In Belgium alone there are 15,000 hip-fractures every year. Given the increase in life expectancy, this figure is likely to explode if preventive measures are not taken. In fact, according to predictions, it should triple by the year 2050.

Between osteoclasts and osteoblasts

In the pathology of osteoporosis, the positive point is that it can be readily diagnosed. A bone mineral density (BMD) test – the main method is the dual-energy x-ray absorptiometry (DXA) test ‑ which makes it possible to measure the quantity of calcium in the bone and therefore the mineral density of the bone. “The exam is painless and above all involves lower radiation levels than a chest x-ray”, explains Jean-Yves Reginster.

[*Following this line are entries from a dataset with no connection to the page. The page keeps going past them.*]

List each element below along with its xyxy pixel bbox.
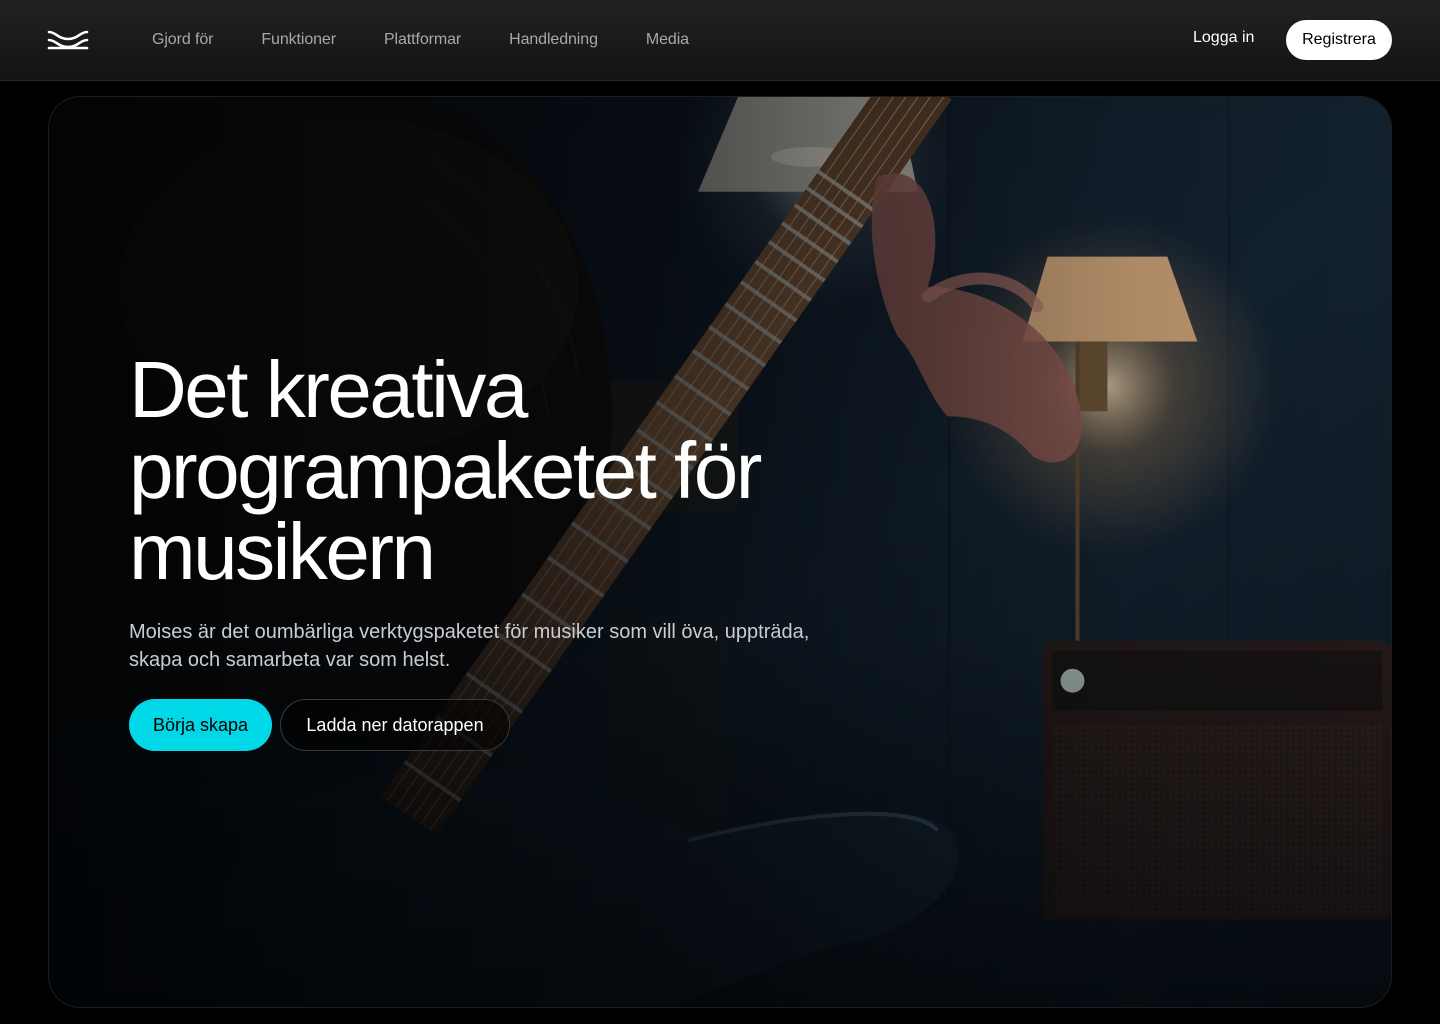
hero-subtitle: Moises är det oumbärliga verktygspaketet…: [129, 621, 810, 671]
nav-item-gjord-for[interactable]: Gjord för: [152, 31, 213, 49]
login-link[interactable]: Logga in: [1193, 29, 1254, 47]
nav-item-funktioner[interactable]: Funktioner: [261, 31, 336, 49]
hero-section: Det kreativa programpaketet för musikern…: [48, 96, 1392, 1008]
start-creating-button[interactable]: Börja skapa: [129, 699, 272, 751]
moises-logo-icon[interactable]: [47, 28, 89, 52]
hero-headline: Det kreativa programpaketet för musikern: [129, 345, 762, 596]
nav-item-media[interactable]: Media: [646, 31, 689, 49]
nav-item-plattformar[interactable]: Plattformar: [384, 31, 461, 49]
top-navigation-bar: Gjord för Funktioner Plattformar Handled…: [0, 0, 1440, 81]
nav-item-handledning[interactable]: Handledning: [509, 31, 598, 49]
download-desktop-app-button[interactable]: Ladda ner datorappen: [280, 699, 510, 751]
main-nav: Gjord för Funktioner Plattformar Handled…: [152, 0, 737, 80]
signup-button[interactable]: Registrera: [1286, 20, 1392, 60]
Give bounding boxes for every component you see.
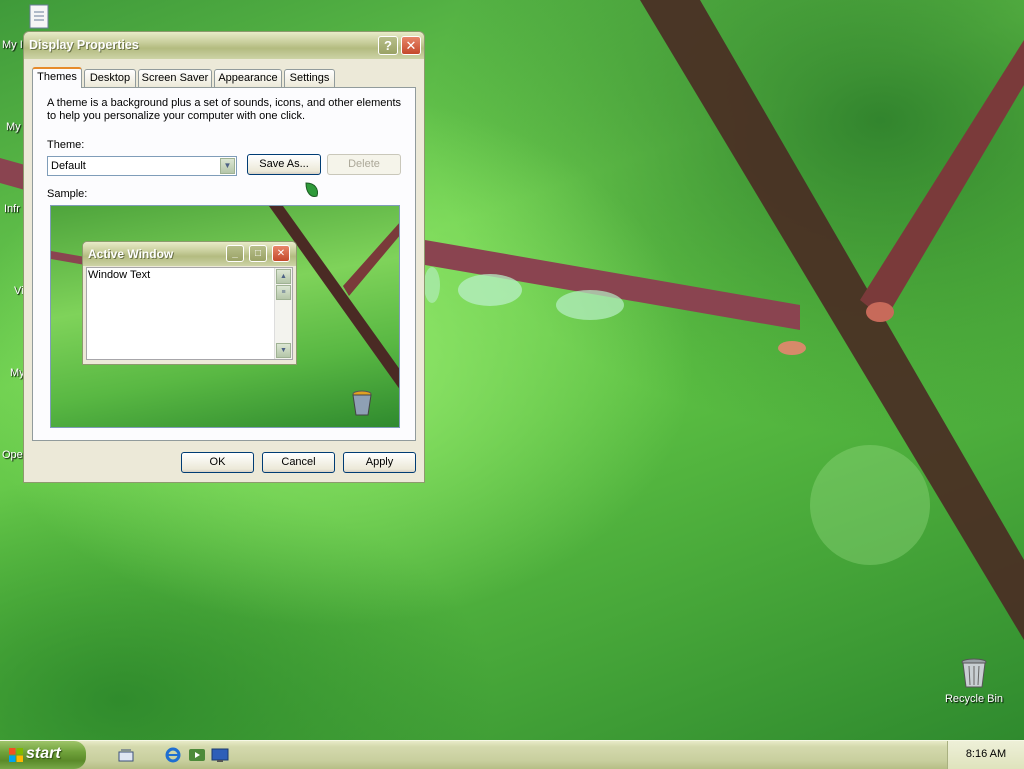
sample-window-title: Active Window <box>88 247 174 261</box>
themes-panel: A theme is a background plus a set of so… <box>32 87 416 441</box>
display-properties-window: Display Properties ? ✕ Themes Desktop Sc… <box>23 31 425 483</box>
window-title: Display Properties <box>29 38 139 52</box>
apply-button[interactable]: Apply <box>343 452 416 473</box>
sample-scrollbar: ▲ ≡ ▼ <box>274 268 292 359</box>
ok-button[interactable]: OK <box>181 452 254 473</box>
recycle-bin-label: Recycle Bin <box>944 693 1004 705</box>
desktop-icon-label-partial[interactable]: Infr <box>4 203 20 215</box>
scroll-thumb: ≡ <box>276 285 291 300</box>
close-icon: ✕ <box>272 245 290 262</box>
desktop-icon-label-partial[interactable]: My I <box>2 39 23 51</box>
windows-logo-icon <box>9 748 23 762</box>
tab-desktop[interactable]: Desktop <box>84 69 136 87</box>
sample-title-bar: Active Window _ □ ✕ <box>83 242 296 266</box>
delete-button[interactable]: Delete <box>327 154 401 175</box>
tab-appearance[interactable]: Appearance <box>214 69 282 87</box>
desktop-icon-label-partial[interactable]: Ope <box>2 449 23 461</box>
theme-value: Default <box>51 160 86 172</box>
scroll-up-icon: ▲ <box>276 269 291 284</box>
system-tray: 8:16 AM <box>947 741 1024 769</box>
internet-explorer-icon[interactable] <box>164 746 182 764</box>
scroll-down-icon: ▼ <box>276 343 291 358</box>
show-desktop-icon[interactable] <box>117 746 135 764</box>
tab-themes[interactable]: Themes <box>32 67 82 88</box>
sample-recycle-bin-icon <box>352 390 372 416</box>
start-label: start <box>26 745 61 762</box>
cancel-button[interactable]: Cancel <box>262 452 335 473</box>
sample-preview: Active Window _ □ ✕ Window Text ▲ ≡ ▼ <box>50 205 400 428</box>
sample-active-window: Active Window _ □ ✕ Window Text ▲ ≡ ▼ <box>82 241 297 365</box>
description-line-1: A theme is a background plus a set of so… <box>47 97 402 109</box>
sample-window-body: Window Text ▲ ≡ ▼ <box>86 267 293 360</box>
maximize-icon: □ <box>249 245 267 262</box>
desktop-icon[interactable] <box>211 746 229 764</box>
minimize-icon: _ <box>226 245 244 262</box>
sample-window-text: Window Text <box>88 269 151 281</box>
sample-label: Sample: <box>47 188 88 200</box>
theme-label: Theme: <box>47 139 85 151</box>
description-line-2: to help you personalize your computer wi… <box>47 110 306 122</box>
close-button[interactable]: ✕ <box>401 36 421 55</box>
help-button[interactable]: ? <box>378 36 398 55</box>
recycle-bin-icon <box>961 658 987 688</box>
recycle-bin-shortcut[interactable]: Recycle Bin <box>939 656 1009 705</box>
theme-dropdown[interactable]: Default ▼ <box>47 156 237 176</box>
save-as-button[interactable]: Save As... <box>247 154 321 175</box>
desktop-icon-label-partial[interactable]: My <box>6 121 21 133</box>
media-player-icon[interactable] <box>188 746 206 764</box>
tab-screen-saver[interactable]: Screen Saver <box>138 69 212 87</box>
start-button[interactable]: start <box>0 741 86 769</box>
taskbar: start 8:16 AM <box>0 740 1024 769</box>
clock[interactable]: 8:16 AM <box>948 748 1024 760</box>
tab-settings[interactable]: Settings <box>284 69 335 87</box>
title-bar[interactable]: Display Properties ? ✕ <box>24 32 424 59</box>
leaf-cursor-icon <box>305 182 318 197</box>
chevron-down-icon[interactable]: ▼ <box>220 158 235 174</box>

Diagnosis of osteoporosis is made when the bone mineral density is 2.5 standard deviations or more below the mean peak bone mass (average of young healthy adults). In such a case, a normal x-ray of the vertebral column must be carried out as a complement to this, in order to detect or confirm possible vertebral compression fractures. Moreover, the biological markers of bone remodelling must be measured. “Bone density gives us a ‘photograph’ of the current situation, while the biological markers reflect the level of remodelling of the skeleton and therefore its predictable development in the long term,“ comments the head of the Bone and Cartilage Metabolism Research Unit. In fact, the skeleton constantly renews itself with 70 days of formation following 20 days of resorption.

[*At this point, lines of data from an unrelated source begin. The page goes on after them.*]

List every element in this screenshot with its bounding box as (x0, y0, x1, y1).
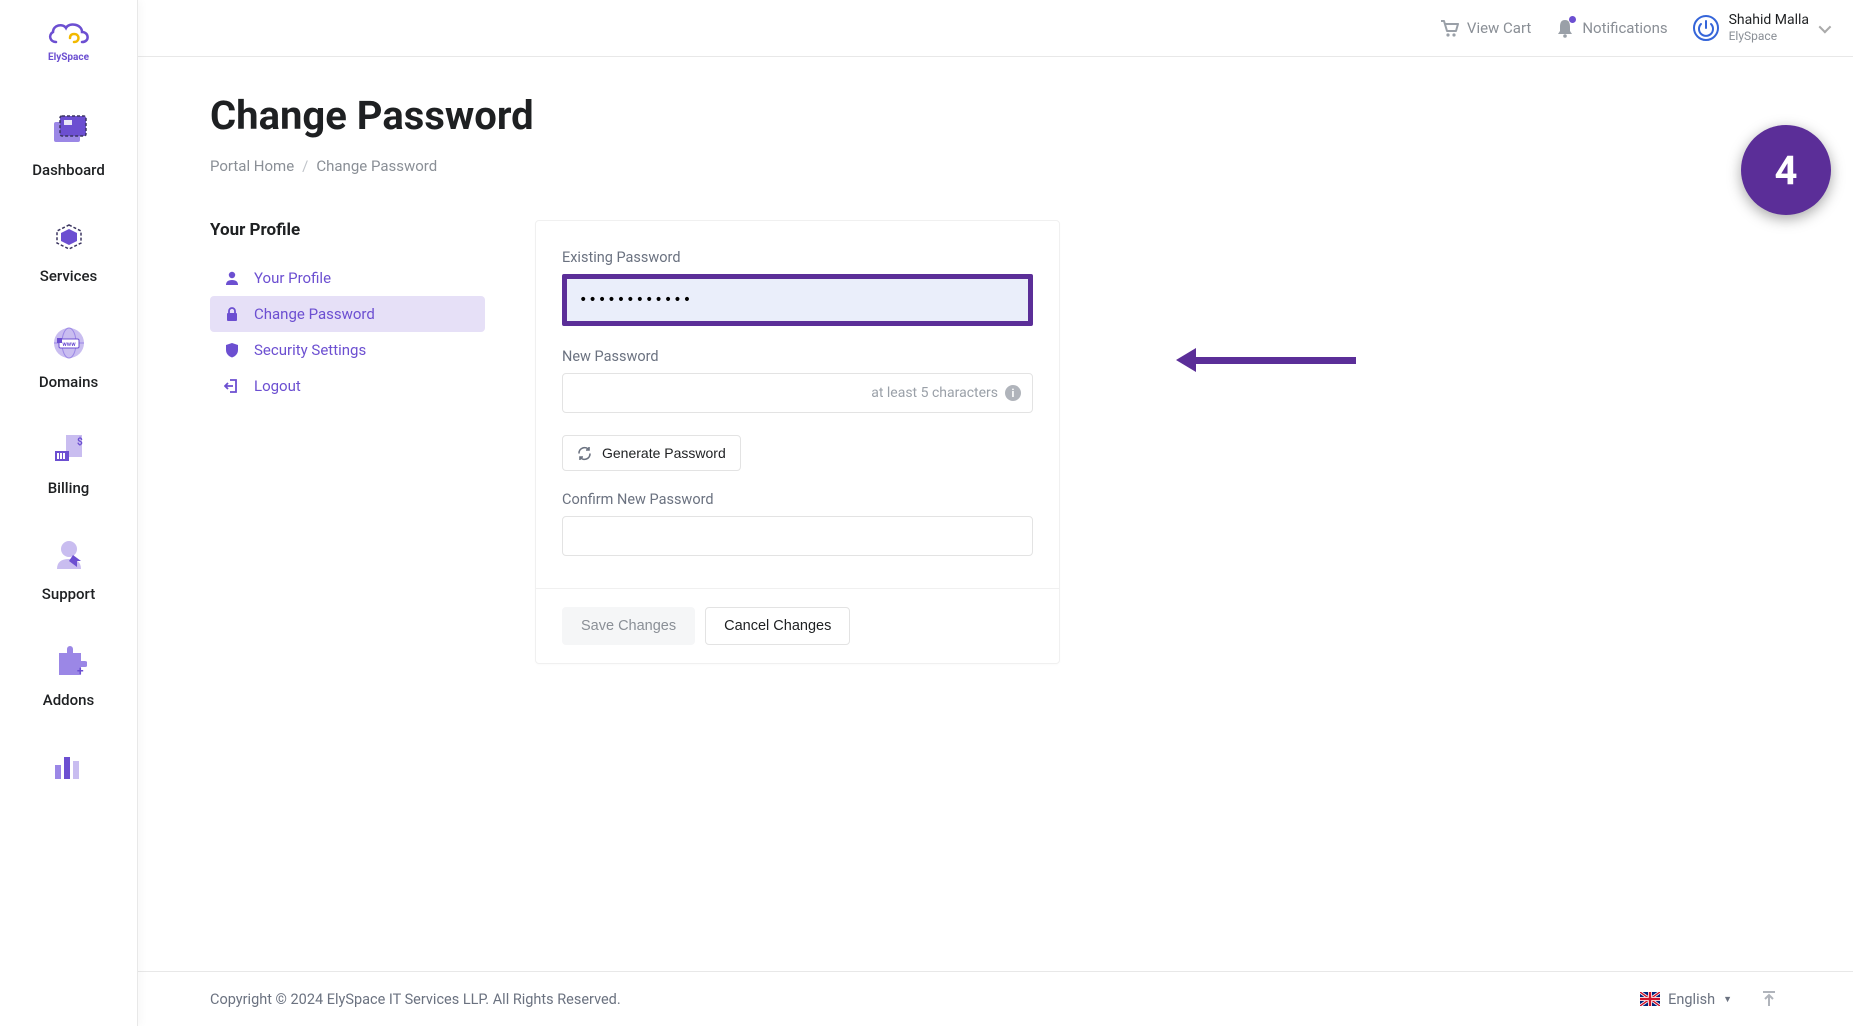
refresh-icon (577, 446, 592, 461)
billing-icon: $ (49, 429, 89, 469)
profile-nav-label: Security Settings (254, 341, 366, 359)
profile-nav-label: Your Profile (254, 269, 331, 287)
stats-icon (49, 747, 89, 787)
brand-logo[interactable]: ElySpace (46, 20, 92, 63)
brand-name: ElySpace (48, 52, 89, 63)
language-label: English (1668, 991, 1715, 1008)
language-selector[interactable]: English ▼ (1640, 991, 1732, 1008)
new-password-label: New Password (562, 348, 1033, 365)
sidebar-item-more[interactable] (0, 729, 137, 797)
sidebar: ElySpace Dashboard Services www Domains … (0, 0, 138, 1026)
dashboard-icon (49, 111, 89, 151)
footer-copyright: Copyright © 2024 ElySpace IT Services LL… (210, 991, 621, 1008)
existing-password-label: Existing Password (562, 249, 1033, 266)
generate-password-button[interactable]: Generate Password (562, 435, 741, 471)
scroll-to-top-button[interactable] (1757, 987, 1781, 1011)
cloud-logo-icon (46, 20, 92, 50)
lock-icon (224, 306, 240, 322)
sidebar-item-services[interactable]: Services (0, 199, 137, 305)
breadcrumb-current: Change Password (316, 157, 437, 175)
breadcrumb-home[interactable]: Portal Home (210, 157, 294, 175)
topbar: View Cart Notifications Shahid Malla Ely… (138, 0, 1853, 57)
sidebar-item-billing[interactable]: $ Billing (0, 411, 137, 517)
domains-icon: www (49, 323, 89, 363)
chevron-down-icon (1819, 20, 1832, 33)
annotation-step-number: 4 (1775, 147, 1798, 194)
view-cart-label: View Cart (1467, 19, 1531, 37)
profile-nav-label: Change Password (254, 305, 375, 323)
profile-nav-logout[interactable]: Logout (210, 368, 485, 404)
sidebar-label: Addons (43, 691, 94, 709)
view-cart-link[interactable]: View Cart (1439, 19, 1531, 37)
sidebar-label: Support (42, 585, 95, 603)
sidebar-label: Services (40, 267, 97, 285)
save-button[interactable]: Save Changes (562, 607, 695, 645)
profile-side-panel: Your Profile Your Profile Change Passwor… (210, 220, 485, 664)
logout-icon (224, 378, 240, 394)
cancel-button[interactable]: Cancel Changes (705, 607, 850, 645)
info-icon[interactable]: i (1005, 385, 1021, 401)
flag-uk-icon (1640, 992, 1660, 1006)
arrow-up-icon (1760, 990, 1778, 1008)
profile-nav-security-settings[interactable]: Security Settings (210, 332, 485, 368)
bell-icon (1556, 18, 1574, 38)
addons-icon: + (49, 641, 89, 681)
profile-nav-change-password[interactable]: Change Password (210, 296, 485, 332)
account-name: Shahid Malla (1729, 12, 1809, 29)
confirm-password-wrap (562, 516, 1033, 556)
power-icon (1693, 15, 1719, 41)
svg-text:+: + (77, 664, 84, 678)
content-area: Change Password Portal Home / Change Pas… (138, 57, 1853, 971)
footer: Copyright © 2024 ElySpace IT Services LL… (138, 971, 1853, 1026)
person-icon (224, 270, 240, 286)
support-icon (49, 535, 89, 575)
account-company: ElySpace (1729, 29, 1809, 43)
confirm-password-label: Confirm New Password (562, 491, 1033, 508)
profile-nav-your-profile[interactable]: Your Profile (210, 260, 485, 296)
account-menu[interactable]: Shahid Malla ElySpace (1693, 12, 1828, 43)
profile-nav-label: Logout (254, 377, 301, 395)
confirm-password-input[interactable] (562, 516, 1033, 556)
profile-nav-header: Your Profile (210, 220, 485, 240)
notifications-label: Notifications (1582, 19, 1667, 37)
sidebar-item-addons[interactable]: + Addons (0, 623, 137, 729)
cart-icon (1439, 19, 1459, 37)
sidebar-item-support[interactable]: Support (0, 517, 137, 623)
sidebar-item-dashboard[interactable]: Dashboard (0, 93, 137, 199)
services-icon (49, 217, 89, 257)
existing-password-input[interactable] (567, 279, 1028, 321)
notifications-link[interactable]: Notifications (1556, 18, 1667, 38)
sidebar-item-domains[interactable]: www Domains (0, 305, 137, 411)
shield-icon (224, 342, 240, 358)
svg-text:www: www (62, 341, 76, 348)
sidebar-label: Domains (39, 373, 98, 391)
sidebar-label: Dashboard (32, 161, 105, 179)
existing-password-wrap (562, 274, 1033, 326)
new-password-hint: at least 5 characters (871, 385, 998, 401)
breadcrumb: Portal Home / Change Password (210, 157, 1781, 175)
new-password-wrap: at least 5 characters i (562, 373, 1033, 413)
generate-password-label: Generate Password (602, 445, 726, 461)
page-title: Change Password (210, 92, 1781, 139)
sidebar-label: Billing (48, 479, 90, 497)
annotation-step-badge: 4 (1741, 125, 1831, 215)
svg-text:$: $ (77, 435, 83, 448)
change-password-card: Existing Password New Password at least … (535, 220, 1060, 664)
breadcrumb-separator: / (302, 157, 308, 175)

Here we are at the heart of the intimate mechanics which when “unbalanced”, lays the foundation for osteoporosis. In the adult, bone remodelling is the result of a balance between, on the one hand, the depositing of a bone matrix, whose synthesis and mineralisation control is carried out by the osteoblasts, and on the other hand, the deterioration of the mineralised matrix by the osteoclasts. This permanent process, which results in the renewal of around 10% of the adult skeleton in one year, is therefore efficiently orchestrated over space and time. In order for growth to take place in children and teenagers, the osteoblast is predominant. Then there is a period of balance which extends over a period of several years when the osteoclast “takes control”, and bone resorption takes over from the formation of hydroxyapatite crystals, those natural derivatives of calcium apatite which are constituents of the mineral part of the bone matrix.

To study the level of skeletal remodelling, we refer to markers of the respective activity of osteoblasts - generally bone enzymes of alkaline phosphatase – and osteoclasts – most often, C-telopeptide of type 1 collagen. By comparing the level of these markers, it is possible to establish whether the bone is deteriorating or whether its structure is stable or not.